The Muslim Brotherhood had squandered its good will by a Morsi authoritarian leadership in his first year. At least Erdogan in Turkey was careful to build on his early political succes and moved slowly to a more dictatorial regime which jusr recently hit the first snags. Just as Saudi Arabia and Qatar couldn’t agree on a leadership within the Syrian National Council, so also in Egypt the Salafist party was ousted by Morsi in the political proces earlier this year.
After “regime-change” at the US State Department, it appears John Kerry is re-aligning policy with Saudi Arabia instead of Qatar. The Emir of Qatar, Sheikh Hamad bin Khalifa Al Thani, has handed over power to his son, Sheikh Tamim. Was this just coincidental or an illustration the mood has changed in the GCC states. Palestinian president Abbas has been blasting Hamas leaders, ever since the fall of their backer Morsi and indirectly influence of Qatar.
Nick Griffin says
You’re right on the mark, Richard, except for your insistence on a laboratory clean environment from which to extract truths. For the better part of three years, there have been millions in the street, uncertainty has become the norm, and yet the levels of violence and criminality have, all things considered, testified to the decency and commonsense and POTENTIAL of the Egyptian man and woman.

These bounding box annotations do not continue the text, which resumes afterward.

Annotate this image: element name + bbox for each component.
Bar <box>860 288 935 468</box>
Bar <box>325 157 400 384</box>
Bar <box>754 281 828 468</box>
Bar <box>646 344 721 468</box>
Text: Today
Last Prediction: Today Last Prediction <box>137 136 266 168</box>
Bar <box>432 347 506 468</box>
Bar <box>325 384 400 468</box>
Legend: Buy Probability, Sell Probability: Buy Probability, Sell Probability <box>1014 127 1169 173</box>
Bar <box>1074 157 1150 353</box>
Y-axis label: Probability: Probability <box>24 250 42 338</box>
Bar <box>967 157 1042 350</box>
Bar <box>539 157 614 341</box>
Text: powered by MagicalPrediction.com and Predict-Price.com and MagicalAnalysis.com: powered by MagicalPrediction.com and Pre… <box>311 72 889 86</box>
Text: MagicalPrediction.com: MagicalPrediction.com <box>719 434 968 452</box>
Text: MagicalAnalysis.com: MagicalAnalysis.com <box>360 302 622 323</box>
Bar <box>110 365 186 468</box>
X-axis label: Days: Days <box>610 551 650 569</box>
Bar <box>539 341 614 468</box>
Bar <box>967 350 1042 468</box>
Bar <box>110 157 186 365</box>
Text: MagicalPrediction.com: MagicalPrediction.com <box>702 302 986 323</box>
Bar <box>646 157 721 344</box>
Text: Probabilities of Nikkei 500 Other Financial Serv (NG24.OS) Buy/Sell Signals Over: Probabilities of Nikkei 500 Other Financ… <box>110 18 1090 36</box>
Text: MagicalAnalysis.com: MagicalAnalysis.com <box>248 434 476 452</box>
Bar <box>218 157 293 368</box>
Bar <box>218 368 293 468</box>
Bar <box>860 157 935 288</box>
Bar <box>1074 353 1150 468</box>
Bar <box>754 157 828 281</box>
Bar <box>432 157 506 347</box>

To your point, though, this chapter is indeed about whether it is reasonable to “…expect them (MB/Islamists) to come back with their tail between their legs and beg to rejoin.” I think yes is still a viable answer.
This is not Algeria 1991 or Palestine 2006. Morsi et al were given a relatively clean chance to try their hand at governing. The botched it completely; I don’t think Hollywood could have scripted a more brazen overreach. If nothing else, their experience is a call for Islamists in politics to retreat a little, to consider a small dose of contrition, to rethink some of their absolutes. The massacre is a tragedy, no question, and a horrible stain on SCAF. (That said, and given how prevalent arms have become in Egyptian protests, one would be hard-pressed to assume there was no provocation.) That Hizb-in-Nour has pulled out of the interim arrangement is less telling, to me, than SCAF’s willingness to invite in other Opposition figures.
I am still hopeful that the army knows its hand-in-the-till days are numbered, and astounded at the media’s reluctance to probe that issue more purposefully.